Throughout the centuries, Mira has been as bright as 2nd magnitude (approaching the noticeability of the stars of the Big Dipper), but it usually peaks at about magnitude 3.5, putting it below the brightness of other stars in Cetus. At its dimmest, Mira falls to 10th magnitude, below the visibility limit of modest binoculars. That’s an overall factor of more than 1,500 times. Astonishing, indeed!
Mira varies because it’s past its prime as a “normal” star. It has exhausted most of its hydrogen and puffed up to become a red giant. The last gasps of its stellar furnace make the star pulsate and throw off its outer layers. Eventually, most of it will be gone, leaving behind a shell of gas called a planetary nebula that will surround the stellar cinder called a white dwarf.

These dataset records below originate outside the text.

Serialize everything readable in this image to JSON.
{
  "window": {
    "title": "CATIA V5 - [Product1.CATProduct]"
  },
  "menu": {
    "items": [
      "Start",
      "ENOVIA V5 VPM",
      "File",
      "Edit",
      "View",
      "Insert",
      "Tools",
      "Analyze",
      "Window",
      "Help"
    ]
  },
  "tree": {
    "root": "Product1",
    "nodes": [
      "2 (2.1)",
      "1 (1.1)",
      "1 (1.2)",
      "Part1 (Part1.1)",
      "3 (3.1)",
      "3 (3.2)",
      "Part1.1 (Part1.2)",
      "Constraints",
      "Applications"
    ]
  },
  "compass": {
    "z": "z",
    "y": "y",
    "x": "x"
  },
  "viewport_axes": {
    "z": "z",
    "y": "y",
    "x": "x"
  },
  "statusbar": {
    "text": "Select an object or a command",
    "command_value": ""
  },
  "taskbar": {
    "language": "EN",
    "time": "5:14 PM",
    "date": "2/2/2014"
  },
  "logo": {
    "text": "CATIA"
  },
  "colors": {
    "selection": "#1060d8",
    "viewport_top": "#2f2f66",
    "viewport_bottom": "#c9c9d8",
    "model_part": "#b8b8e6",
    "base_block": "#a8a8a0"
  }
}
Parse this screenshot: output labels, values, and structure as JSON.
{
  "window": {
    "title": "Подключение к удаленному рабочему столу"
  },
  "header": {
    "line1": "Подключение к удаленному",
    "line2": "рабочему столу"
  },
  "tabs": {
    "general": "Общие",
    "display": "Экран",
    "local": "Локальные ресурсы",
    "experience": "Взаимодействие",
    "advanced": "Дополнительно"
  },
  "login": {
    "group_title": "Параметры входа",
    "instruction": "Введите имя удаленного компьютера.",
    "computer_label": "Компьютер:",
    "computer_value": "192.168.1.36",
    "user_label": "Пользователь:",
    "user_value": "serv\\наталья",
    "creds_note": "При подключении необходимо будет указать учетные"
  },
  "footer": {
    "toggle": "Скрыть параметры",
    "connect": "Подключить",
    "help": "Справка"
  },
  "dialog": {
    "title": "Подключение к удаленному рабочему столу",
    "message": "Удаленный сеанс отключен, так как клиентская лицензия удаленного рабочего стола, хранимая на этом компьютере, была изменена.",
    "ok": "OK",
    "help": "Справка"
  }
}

As modern astronomers study the star, Mira continues to amaze. In 2007, observations by a satellite viewing in ultraviolet light discovered that Mira has a luminous tail of gas more than a dozen light-years long. This is the material that Mira has shed, leaving it behind as it speeds through the galaxy at some 80 miles per second (130 km per second) – very speedy for a star! The invisible tail spans about 2 degrees in the sky, about four times the diameter of the full Moon.